Why not dump a high number of cards instead of random ones?

Instead of determining a random number to mill off the top, why not get rid of a large number of cards, like 5 or 6? You can put them on the bottom of that player's library so you don't break the color pie, and it's just as difficult to manipulate as getting three lands on the top. Frankly, if you're able to stack the top 5 or 6 cards of your deck in order, you're probably playing a format where cards like Scroll Rack are legal, in which case Tibalt's Trickery is not the most broken thing you can be doing.

This technique has less downside than the other ones I've covered in this article, and it would be what I would pick if I was in charge of finalizing how Tibalt's Trickery works. However, putting cards on the bottom of your library, like shuffling, requires a fair amount of dexterity that can be irritating if it occurs too often. In particular, if you're placing more than two or so cards on the bottom, you have to maneuver your library into the air and neatly place another stack of cards under it with one hand without accidentally showing any cards to your opponent. What's more, you'll then have to do it a second time when you start cascading. It's a relatively innocuous-sounding task, but it's difficult to do repeatedly or for people with motor issues.

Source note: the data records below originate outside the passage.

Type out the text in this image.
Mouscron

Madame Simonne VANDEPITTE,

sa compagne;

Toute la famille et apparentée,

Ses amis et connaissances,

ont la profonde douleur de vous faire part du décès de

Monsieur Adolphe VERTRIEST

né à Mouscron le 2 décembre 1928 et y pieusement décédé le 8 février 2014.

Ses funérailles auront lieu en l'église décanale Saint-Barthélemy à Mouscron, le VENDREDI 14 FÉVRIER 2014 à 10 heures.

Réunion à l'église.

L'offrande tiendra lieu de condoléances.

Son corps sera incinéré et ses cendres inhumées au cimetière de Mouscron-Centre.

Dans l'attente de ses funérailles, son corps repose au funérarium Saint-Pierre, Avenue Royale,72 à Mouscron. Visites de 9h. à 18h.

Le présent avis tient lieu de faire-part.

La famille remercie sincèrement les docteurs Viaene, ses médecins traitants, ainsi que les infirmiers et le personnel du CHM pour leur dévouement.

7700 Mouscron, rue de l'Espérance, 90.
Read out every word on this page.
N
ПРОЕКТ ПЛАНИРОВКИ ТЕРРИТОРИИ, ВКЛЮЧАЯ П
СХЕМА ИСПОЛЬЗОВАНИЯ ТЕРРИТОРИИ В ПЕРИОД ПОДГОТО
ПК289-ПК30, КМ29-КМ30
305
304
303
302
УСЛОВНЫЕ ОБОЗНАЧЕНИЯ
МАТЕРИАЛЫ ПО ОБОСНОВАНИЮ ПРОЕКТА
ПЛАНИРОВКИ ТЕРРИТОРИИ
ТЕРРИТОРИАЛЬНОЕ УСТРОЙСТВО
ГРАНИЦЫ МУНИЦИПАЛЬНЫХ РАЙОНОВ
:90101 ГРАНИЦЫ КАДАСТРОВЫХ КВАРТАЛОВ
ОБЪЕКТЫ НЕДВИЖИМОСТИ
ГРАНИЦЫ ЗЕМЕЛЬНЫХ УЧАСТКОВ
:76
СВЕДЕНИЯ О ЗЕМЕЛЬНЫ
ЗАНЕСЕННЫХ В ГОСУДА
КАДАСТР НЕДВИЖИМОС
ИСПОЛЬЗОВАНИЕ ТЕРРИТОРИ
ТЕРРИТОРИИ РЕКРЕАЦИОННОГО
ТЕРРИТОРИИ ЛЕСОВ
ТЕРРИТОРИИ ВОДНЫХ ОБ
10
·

Additionally, although this method removes the headache of randomly determining a certain number of cards to mill, that randomness might actually be an upside. The title and art (though of course it's likely the card was done before the art) are relatively generic and could apply to many red effects, so having a "chaotic" effect that generally requires the use of something – dice – that are usually restricted to silver border gives the card a flavor it wouldn't have if it just fatesealed the player for 5.



Conclusion

Tibalt's Trickery is a great example of how a tiny change to a card can have far-ranging impacts on how it plays and feels. It's also a good example of the subjectivity of card design – many possible iterations of Trickery have their upsides and downsides, and in the end the final version has to be selected more by designer fiat than by any "correct" measurement. Was it better to have the random effect for flavor, or is the headache of having multiple weird processes on a single card not worth it? Was the "different name" clause a good idea or one more thing that could be easily overlooked? While we can all agree there were many different ways to take Tibalt's Trickery, and that the one that was chosen might not have been the optimum, I doubt we can agree on what the "optimum" really would have been.